The convulsions intensify. Foam forms at the corners of her mouth. Her eyes roll back, showing only white.

A sound tears from my throat, part growl, part plea. My hands shake as I reach toward her, then pull back, useless. Every calculation, every probability assessment, every mathematical certainty I've ever relied on dissolves into chaos.

"DO SOMETHING!" The roar erupts from deep in my gut. "FUCKING DO SOMETHING!"

The seizure lasts forty-three seconds. I count every one. When her body finally goes limp, the silence feels worse than the violence.

"Vitals stabilizing," a medic announces. "Seizure's stopped."

But the monitor beside us starts stuttering. The cardiac rhythm becomes erratic, jumping between normal and dangerous. Then a high-pitched alarm cuts through the room as the green line flattens.

Flatline.

The sound that emerges from my throat doesn't belong to me. It's raw, animal, desperate as something inside me shatters completely.

"She's in full arrest," Remy shouts, grabbing the defibrillator paddles. "Everyone clear!"

The medical team swarms around her. Someone tries to pull me back from the table.

"Sir, we need space—"

"NO." I throw them off, my vision tunneling to nothing but Vanessa's still face. "brING HER BACK!"

"Charging to 200," Remy calls out. "Clear!"

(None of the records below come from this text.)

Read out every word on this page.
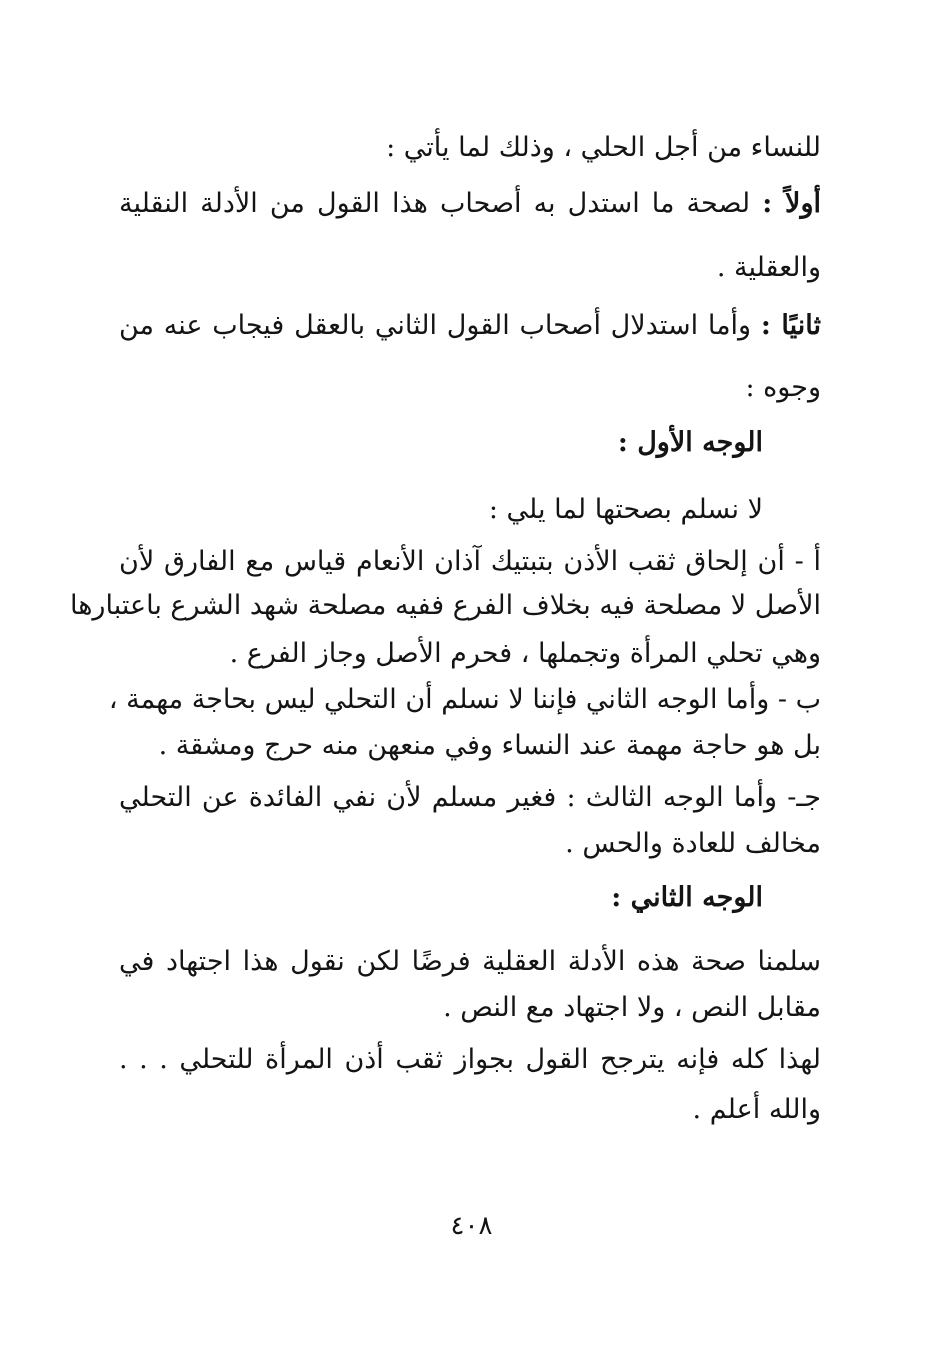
للنساء من أجل الحلي ، وذلك لما يأتي :
أولاً : لصحة ما استدل به أصحاب هذا القول من الأدلة النقلية
والعقلية .
ثانيًا : وأما استدلال أصحاب القول الثاني بالعقل فيجاب عنه من
وجوه :
الوجه الأول :
لا نسلم بصحتها لما يلي :
أ - أن إلحاق ثقب الأذن بتبتيك آذان الأنعام قياس مع الفارق لأن
الأصل لا مصلحة فيه بخلاف الفرع ففيه مصلحة شهد الشرع باعتبارها
وهي تحلي المرأة وتجملها ، فحرم الأصل وجاز الفرع .
ب - وأما الوجه الثاني فإننا لا نسلم أن التحلي ليس بحاجة مهمة ،
بل هو حاجة مهمة عند النساء وفي منعهن منه حرج ومشقة .
جـ- وأما الوجه الثالث : فغير مسلم لأن نفي الفائدة عن التحلي
مخالف للعادة والحس .
الوجه الثاني :
سلمنا صحة هذه الأدلة العقلية فرضًا لكن نقول هذا اجتهاد في
مقابل النص ، ولا اجتهاد مع النص .
لهذا كله فإنه يترجح القول بجواز ثقب أذن المرأة للتحلي . . .
والله أعلم .
٤٠٨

Vanessa's small body arcs off the table. The monitor continues its flat, merciless tone.

"Still no pulse. Charging to 300. Clear!"

The paddles hit her chest again. The monitor's merciless tone continues unbroken.

Blood pounds in my ears. Every heartbeat that isn't hers feels like theft. A shadow falls across her face as Xander steps between us, his massive frame blocking my view.

"Frost, you need to give them room to work—"

Something inside me explodes.

I spin and drive my fist into his face. Blood erupts from his nose as my knuckles connect. He staggers backward, shock replacing his usual confidence.

"What the hell—"

He's trying to separate me from her. Fatal error.

"Brother, they need space!" Xander grabs my shoulders, trying to pull me toward the door. "Let them work!"

"GET OFF ME!" I break his hold and tackle him, driving him backward out of the medical bay and into the adjacent equipment area. We crash through the doorway as my fists connect with his ribs, his jaw, anywhere I can reach.

The hallway erupts in chaos as we slam into a bank of monitoring equipment mounted on the wall. Sparks fly as screens shatter, the smell of burning electronics filling the air.

Xander tries to restrain me again, but fury transforms me into a different creature, one that measures angles of devastation rather than accurate bullets.

"BACK OFF!" The words come from some primitive part of my brain where logic doesn't exist. "DON'T FUCKING TOUCH ME!"

Jax moves in from the medical bay entrance. "Asher, you need to—"

I catch him with a vicious elbow to the chest. He doubles over, gasping, before I grab him and hurl him into a steel cart loaded with medical supplies.